How do you gift your popularity to someone else? As Barack Obama rolls up his sleeves to ensure Hillary Clinton succeeds him in the White House, his argument increasingly boils down to a simple message: Do it for me.
With approval ratings almost unheard of for an outgoing leader -- 54 percent, according to the latest Gallup average -- the Democratic president is hitting the trail full-time to help Clinton lock in crucial battleground states in the final stretch of the race.
Obama's time this week is devoted almost exclusively to drumming up the vote for his former secretary of state in a marathon that started Tuesday in Columbus, Ohio, heading Wednesday to Raleigh, North Carolina, on to Miami and Jacksonville, Florida on Thursday and finally back to North Carolina's Charlotte on Friday.
His stump speech is well-rehearsed. It starts with an avalanche of compliments for Hillary, summed up thus: "There has never been a man or a woman -- not me, not Bill, nobody -- more qualified than Hillary Clinton to serve as president of the United States of America."
And it includes an arsenal of pointed attacks on her rival Donald Trump, in a nutshell: "The Republican nominee is unfit to serve as president."
But Obama -- who is well aware that Clinton struggles to whip up passion in the electorate -- also regularly takes the conversation into more personal territory, linking her political future to his own legacy.
"I ask you to do for Hillary Clinton what you did for me. I ask you to carry her the same way you carried me," he urged supporters in his address to the Democratic National Convention in July.

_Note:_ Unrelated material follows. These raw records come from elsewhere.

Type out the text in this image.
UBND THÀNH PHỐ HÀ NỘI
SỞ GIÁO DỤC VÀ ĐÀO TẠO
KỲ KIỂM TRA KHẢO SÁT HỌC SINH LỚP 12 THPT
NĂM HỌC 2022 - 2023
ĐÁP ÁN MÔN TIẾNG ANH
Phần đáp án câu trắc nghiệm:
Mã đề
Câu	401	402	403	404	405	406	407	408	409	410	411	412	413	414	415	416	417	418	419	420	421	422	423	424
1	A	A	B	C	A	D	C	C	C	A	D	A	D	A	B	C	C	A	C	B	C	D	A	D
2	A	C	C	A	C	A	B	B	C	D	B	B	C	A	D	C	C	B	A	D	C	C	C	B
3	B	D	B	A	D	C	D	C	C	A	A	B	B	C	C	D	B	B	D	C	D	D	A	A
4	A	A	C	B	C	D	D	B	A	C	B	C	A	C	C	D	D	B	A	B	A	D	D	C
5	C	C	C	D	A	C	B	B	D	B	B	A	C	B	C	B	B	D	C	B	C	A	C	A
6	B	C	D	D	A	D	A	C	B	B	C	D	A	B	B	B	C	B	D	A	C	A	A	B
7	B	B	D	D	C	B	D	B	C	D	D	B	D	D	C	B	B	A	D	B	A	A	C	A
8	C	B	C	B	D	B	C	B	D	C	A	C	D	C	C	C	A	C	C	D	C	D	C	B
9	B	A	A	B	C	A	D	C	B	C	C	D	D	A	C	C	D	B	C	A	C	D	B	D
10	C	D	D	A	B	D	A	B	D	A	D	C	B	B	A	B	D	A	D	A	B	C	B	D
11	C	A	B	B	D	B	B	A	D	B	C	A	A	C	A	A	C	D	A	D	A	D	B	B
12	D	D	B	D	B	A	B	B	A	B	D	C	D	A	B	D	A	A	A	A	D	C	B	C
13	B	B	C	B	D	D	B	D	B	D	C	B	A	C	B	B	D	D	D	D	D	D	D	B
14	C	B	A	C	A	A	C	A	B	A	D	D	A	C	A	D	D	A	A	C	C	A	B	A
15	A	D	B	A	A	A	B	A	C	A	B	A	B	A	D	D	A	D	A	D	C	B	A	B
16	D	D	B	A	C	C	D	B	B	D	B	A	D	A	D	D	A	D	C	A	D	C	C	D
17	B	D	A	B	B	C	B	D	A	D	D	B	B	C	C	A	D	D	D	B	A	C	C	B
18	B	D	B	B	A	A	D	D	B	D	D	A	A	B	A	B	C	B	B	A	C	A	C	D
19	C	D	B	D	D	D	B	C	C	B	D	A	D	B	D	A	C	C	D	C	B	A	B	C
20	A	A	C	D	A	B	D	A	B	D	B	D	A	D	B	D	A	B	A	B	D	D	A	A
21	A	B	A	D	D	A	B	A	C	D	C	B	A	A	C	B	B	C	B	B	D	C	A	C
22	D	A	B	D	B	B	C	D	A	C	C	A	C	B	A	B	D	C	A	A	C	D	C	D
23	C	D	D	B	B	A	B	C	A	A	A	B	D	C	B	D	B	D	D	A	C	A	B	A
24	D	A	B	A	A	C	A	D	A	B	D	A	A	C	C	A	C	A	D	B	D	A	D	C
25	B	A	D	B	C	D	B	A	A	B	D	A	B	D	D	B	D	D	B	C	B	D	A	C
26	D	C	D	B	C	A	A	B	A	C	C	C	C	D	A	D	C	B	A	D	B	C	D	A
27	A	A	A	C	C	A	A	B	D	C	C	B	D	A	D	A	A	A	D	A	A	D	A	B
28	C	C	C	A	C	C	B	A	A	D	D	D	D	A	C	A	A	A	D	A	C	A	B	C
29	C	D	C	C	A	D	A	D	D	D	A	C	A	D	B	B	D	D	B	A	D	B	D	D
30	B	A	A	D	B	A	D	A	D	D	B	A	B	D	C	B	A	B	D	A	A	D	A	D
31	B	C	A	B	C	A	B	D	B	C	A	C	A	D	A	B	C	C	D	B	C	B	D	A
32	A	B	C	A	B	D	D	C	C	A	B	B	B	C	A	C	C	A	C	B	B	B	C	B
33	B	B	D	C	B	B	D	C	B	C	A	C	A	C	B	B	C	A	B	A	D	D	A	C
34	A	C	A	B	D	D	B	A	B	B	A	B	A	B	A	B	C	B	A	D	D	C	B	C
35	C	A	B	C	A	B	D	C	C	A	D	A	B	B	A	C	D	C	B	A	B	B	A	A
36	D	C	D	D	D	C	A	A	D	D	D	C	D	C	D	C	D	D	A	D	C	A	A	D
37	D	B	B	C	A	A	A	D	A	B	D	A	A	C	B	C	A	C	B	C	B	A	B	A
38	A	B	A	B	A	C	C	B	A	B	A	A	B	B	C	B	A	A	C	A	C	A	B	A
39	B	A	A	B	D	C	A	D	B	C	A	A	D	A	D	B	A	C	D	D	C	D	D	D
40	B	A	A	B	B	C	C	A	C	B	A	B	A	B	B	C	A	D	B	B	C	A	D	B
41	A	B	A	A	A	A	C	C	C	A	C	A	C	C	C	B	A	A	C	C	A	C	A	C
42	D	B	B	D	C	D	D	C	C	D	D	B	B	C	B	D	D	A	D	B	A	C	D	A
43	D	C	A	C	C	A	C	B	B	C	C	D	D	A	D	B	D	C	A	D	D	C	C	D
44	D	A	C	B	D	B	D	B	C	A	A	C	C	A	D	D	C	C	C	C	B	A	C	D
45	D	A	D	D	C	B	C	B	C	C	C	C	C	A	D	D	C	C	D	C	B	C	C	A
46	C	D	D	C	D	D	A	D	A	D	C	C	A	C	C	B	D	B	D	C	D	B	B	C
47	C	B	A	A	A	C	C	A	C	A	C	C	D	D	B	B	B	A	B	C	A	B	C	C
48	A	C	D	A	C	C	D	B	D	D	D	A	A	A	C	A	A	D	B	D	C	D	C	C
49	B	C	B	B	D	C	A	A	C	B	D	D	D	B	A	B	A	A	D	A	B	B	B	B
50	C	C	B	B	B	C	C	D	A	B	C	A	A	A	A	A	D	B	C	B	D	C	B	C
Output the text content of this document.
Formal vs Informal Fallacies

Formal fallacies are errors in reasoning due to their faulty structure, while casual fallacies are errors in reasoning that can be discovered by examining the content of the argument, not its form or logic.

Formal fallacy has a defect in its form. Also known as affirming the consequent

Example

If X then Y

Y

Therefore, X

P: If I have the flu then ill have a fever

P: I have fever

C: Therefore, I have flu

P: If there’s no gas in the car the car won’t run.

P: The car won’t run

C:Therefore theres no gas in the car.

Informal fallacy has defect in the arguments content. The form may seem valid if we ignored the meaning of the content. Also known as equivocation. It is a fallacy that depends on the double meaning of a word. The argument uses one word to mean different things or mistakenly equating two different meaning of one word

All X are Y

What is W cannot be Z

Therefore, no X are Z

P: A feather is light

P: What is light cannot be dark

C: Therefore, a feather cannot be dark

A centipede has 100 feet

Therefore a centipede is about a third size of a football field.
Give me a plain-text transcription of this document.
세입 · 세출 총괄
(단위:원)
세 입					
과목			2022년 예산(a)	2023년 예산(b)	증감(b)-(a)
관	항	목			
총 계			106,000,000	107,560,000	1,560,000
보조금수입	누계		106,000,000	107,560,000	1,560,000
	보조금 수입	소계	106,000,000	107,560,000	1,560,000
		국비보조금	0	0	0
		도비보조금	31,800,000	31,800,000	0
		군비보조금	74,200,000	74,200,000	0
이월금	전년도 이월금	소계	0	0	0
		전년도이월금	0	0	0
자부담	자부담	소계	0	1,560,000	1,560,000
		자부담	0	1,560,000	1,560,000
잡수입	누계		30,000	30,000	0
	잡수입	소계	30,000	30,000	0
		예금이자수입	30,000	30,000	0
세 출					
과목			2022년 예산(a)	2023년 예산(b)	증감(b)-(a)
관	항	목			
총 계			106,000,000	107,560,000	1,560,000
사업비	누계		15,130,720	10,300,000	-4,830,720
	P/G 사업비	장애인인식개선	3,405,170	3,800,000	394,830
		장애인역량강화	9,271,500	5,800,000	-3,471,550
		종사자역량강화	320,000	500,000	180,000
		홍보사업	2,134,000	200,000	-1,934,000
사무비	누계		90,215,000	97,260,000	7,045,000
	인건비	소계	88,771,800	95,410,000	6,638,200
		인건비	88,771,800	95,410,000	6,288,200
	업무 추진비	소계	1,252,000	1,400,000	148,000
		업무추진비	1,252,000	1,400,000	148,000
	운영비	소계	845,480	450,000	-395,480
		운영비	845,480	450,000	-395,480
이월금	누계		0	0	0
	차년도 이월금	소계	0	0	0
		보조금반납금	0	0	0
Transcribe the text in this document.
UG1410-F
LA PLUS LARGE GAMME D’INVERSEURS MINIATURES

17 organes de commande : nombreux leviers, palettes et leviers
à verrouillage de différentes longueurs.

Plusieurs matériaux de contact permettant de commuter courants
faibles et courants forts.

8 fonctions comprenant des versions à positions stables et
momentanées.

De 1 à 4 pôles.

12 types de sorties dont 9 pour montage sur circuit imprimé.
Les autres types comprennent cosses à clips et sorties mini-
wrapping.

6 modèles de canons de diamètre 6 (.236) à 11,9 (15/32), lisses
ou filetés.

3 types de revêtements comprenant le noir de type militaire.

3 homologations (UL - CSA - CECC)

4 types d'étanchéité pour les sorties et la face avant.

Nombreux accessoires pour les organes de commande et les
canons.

A few weeks later, America's first black president went further by urging African Americans to mobilize for Clinton -- telling them he would "consider it a personal insult" if they fail to rally this time around.
Turn out the black vote
Black voters traditionally lean heavily Democratic in the United States -- and more than 90 percent voted for Obama in 2008 and 2012.
The crucial question facing the 69-year-old Clinton is whether she can draw anywhere near the historic turnout levels among black voters seen for Obama.
And so the president is flooding the airwaves in the homestretch of the race, hammering home the point Wednesday morning on the Tom Joyner Morning Show, a radio program whose audience is largely African American.
Obama cited the data coming in from early voting states, and issued a wake-up call: "I'm going to be honest with you," he said. "The Latino vote is up. Overall vote is up. But the African-American vote right now is not as solid as it needs to be."
It is not unknown for a serving president to dive into the campaign for his succession, but the intensity of Obama's involvement has no equivalent in recent American history.
"(Dwight) Eisenhower stressed continuity with (Richard) Nixon in 1960 and so did (Ronald) Reagan with (George H.W) Bush in 1988, but no other president has been quite so personal in his appeal before," said Larry Sabato, a political analyst from the University of Virginia.
On Tuesday night, as he addressed a packed, youthful crowd at Capital University in Columbus, Obama urged the electorate that carried him to power to "work as hard for her as you worked for me."
"She made me a better president and she didn't ask for credit," said the president, campaigning in shirt sleeves and plainly savoring the heady campaign atmosphere that will soon be behind him.
"I am asking you just what I asked you eight years ago. I am asking to believe in your ability to bring about change," he said, urging the crowd, in an echo of his history-making 2008 campaign, to "Choose hope!"